CROCIFISSO DI MIGLIONICO3Una quiete meditativa avvinghia l’animo rabbrividito di chi esamina, con polarizzata attenzione, centimetro per centimetro l’opera intera; risalendo, tra fiumi e cascate di sangue, le sacre membra, dallo strazio dei piedi orribilmente aggravati e lacerati dall’intero corpo esanime, alle illividite ginocchia memori di violente rese al suolo, la corona a numerosi giri di spine, voluminosa e frastagliata, la lunga spina che trafigge il sopracciglio sinistro e un’altra ridotta nella lunghezza che oltrepassa la cartilagine dell’orecchio sul medesimo lato.

Il Tognoletto a tal proposito scriveva: “soleva il Servo del Signore a tutte le sue statue di Cristo Crocifisso, che lui scolpiva, mettere nel ciglio una spina pungentissima”.

Padre Eufemio

Padre Eufemio

Padre Eufemio da Miglionico nel 1626, era presente per missione in Sicilia e proprio in questo periodo si può pensare abbia incontrato Frate Umile essendo ospite nello stesso convento palermitano. In un sogno apprese «per bocca di N.S.G.C. crocifisso» di un terribile terremoto in Basilicata e dei suoi confratelli scampati miracolosamente al sisma. Pensò quindi di fare nella sua chiesa un calvario e ordinò la scultura.

Il Padre Eufemio dopo aver stabilito la giornata penitenziale per il suo Crocifisso, ovvero il 3 maggio, ha affidato all’intera comunità cristiana di Miglionico la testimonianza di un’arte e di una spiritualità che si rinnova con l’adorazione. E ancora oggi la devozione al Crocifisso è molto presente sia nelle vecchie che nelle nuove generazioni. I gelosi custodi di questa tradizione festeggiano e ricordano ancor oggi, attraverso i secoli, la Sacra Immagine: dalle nutrite processioni devozionali per le pestilenze a quelle per la grande guerra, da quelle per la carestia a quelle per la pioggia, affinché quel messaggio d’amore verso Dio non sia mai dimenticato…

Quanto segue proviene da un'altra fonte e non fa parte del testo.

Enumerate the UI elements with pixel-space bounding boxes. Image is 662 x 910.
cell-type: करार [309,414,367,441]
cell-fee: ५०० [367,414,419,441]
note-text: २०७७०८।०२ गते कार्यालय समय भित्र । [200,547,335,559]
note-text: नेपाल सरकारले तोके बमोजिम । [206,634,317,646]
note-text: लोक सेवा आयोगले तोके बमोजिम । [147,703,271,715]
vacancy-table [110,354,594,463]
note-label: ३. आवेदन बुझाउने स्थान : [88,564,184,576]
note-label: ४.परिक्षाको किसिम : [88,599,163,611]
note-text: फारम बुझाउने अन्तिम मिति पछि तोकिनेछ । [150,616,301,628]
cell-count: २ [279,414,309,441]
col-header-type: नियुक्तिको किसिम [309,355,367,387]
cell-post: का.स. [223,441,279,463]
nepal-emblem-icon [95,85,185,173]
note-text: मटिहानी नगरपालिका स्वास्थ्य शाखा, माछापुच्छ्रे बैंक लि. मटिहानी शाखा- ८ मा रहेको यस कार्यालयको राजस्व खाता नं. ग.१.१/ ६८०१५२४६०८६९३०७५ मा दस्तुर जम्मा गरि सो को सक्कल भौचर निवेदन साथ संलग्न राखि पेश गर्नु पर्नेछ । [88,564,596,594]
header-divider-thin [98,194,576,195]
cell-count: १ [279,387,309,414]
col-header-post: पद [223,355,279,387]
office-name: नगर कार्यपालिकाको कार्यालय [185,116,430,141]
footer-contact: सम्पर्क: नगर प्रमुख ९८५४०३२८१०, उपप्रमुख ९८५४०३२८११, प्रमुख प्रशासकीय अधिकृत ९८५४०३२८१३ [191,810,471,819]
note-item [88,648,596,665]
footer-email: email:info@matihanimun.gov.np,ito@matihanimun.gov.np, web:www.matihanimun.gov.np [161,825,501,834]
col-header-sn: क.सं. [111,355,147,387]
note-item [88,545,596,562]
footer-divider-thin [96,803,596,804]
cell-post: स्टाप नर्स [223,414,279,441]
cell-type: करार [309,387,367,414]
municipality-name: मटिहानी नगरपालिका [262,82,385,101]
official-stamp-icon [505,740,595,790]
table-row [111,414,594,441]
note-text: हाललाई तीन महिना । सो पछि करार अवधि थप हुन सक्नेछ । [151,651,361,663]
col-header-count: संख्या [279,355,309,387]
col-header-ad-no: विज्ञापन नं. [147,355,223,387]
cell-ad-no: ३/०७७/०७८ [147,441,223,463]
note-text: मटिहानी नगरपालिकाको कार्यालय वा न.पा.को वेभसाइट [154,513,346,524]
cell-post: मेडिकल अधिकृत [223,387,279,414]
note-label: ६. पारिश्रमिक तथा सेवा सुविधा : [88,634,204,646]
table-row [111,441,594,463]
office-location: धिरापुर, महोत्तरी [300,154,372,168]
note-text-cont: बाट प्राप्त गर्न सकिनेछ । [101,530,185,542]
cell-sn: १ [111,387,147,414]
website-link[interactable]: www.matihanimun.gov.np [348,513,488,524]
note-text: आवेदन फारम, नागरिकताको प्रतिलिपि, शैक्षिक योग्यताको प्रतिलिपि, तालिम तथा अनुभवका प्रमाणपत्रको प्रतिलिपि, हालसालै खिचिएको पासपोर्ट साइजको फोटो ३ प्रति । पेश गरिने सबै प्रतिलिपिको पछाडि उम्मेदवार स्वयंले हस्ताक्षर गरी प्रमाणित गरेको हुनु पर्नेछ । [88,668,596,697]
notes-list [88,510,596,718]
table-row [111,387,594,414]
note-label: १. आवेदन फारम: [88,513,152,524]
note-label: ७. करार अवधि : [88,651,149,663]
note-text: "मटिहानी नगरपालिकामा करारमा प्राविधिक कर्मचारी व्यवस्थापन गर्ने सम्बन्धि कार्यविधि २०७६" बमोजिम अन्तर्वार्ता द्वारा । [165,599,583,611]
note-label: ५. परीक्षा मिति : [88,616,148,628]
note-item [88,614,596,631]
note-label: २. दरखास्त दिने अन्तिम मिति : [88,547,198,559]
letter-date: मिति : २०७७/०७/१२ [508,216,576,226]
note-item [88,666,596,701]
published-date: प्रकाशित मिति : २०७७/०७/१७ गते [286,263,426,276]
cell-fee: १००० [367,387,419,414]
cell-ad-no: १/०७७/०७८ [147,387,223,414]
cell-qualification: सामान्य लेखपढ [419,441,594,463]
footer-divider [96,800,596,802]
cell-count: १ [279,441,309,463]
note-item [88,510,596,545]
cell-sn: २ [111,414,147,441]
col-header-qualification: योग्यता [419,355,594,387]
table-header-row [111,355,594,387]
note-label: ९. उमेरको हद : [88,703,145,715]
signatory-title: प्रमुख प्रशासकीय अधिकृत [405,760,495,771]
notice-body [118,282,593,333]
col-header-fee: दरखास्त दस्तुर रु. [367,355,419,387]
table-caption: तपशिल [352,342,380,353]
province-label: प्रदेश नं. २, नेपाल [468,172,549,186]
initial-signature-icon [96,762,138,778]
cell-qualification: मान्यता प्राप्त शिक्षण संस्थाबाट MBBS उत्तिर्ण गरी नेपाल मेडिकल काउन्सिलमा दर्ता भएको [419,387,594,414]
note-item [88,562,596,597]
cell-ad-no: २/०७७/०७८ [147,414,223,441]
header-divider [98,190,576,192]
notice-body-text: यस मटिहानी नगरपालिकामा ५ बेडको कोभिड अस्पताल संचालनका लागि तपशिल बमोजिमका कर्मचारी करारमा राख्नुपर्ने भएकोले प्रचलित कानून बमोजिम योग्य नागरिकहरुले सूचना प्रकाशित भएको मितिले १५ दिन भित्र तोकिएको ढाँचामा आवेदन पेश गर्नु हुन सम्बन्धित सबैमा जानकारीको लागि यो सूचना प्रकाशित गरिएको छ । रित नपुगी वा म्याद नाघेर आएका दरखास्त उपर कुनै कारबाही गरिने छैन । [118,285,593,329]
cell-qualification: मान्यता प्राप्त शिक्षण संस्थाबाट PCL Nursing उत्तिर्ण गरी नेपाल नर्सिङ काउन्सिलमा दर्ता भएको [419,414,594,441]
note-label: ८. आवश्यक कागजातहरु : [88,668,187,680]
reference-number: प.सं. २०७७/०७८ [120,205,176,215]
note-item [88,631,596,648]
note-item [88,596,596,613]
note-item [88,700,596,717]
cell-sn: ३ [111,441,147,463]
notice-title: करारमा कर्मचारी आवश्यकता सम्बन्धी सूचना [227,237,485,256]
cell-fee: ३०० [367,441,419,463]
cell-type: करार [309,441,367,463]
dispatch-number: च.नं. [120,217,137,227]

CROCIFISSO DI MIGLIONICO2Vedi queste mie carni, esauste da inedia, peste, da flagelli, lacere, infrante… Guarda questa mia faccia, tutta piena di tristezza, lorda da sputi, livida per le ceffate: guarda queste mie mani già prima legate da funi, ed ora confitte ad un tronco co’ chiodi; guarda questi miei piedi, già prima in moto alla traccia delle anime, ed ora inchiodati ad un legno…”. Dai “Sermoni di Padre Eufemio da Miglionico”.

 

Il Crocifisso di Miglionico non ha subito restauri considerevoli fino ad oggi. I toni dell’incarnato, nonostante l’ossidazione delle vernici e il fumo delle candele, sono tuttora leggibili nella loro chiarezza; la gran copiosità di ferite, tagli e scorticature mostrano la cura dei particolari evidenziata con le diverse tonalità di uno stesso colore; l’anatomia è studiatissima, dai tendini e dalle vene ingrossate realizzate con spago, dalle lacerazioni con l’effetto della carne squarciata e risvoltata fatta con la pergamena, dagli anelli della colonna vertebrale. Il giorno dell’Esaltazione della Santa Croce, la statua del SS. Crocifisso viene portata in processione accompagnata da canti e preghiere dai membri della Sua Confraternita.

CROCIFISSO DI MIGLIONICO4

Il Crocifisso di Miglionico fu incoronato da Giovanni Paolo II durante una visita a Matera il 27 aprile 1991.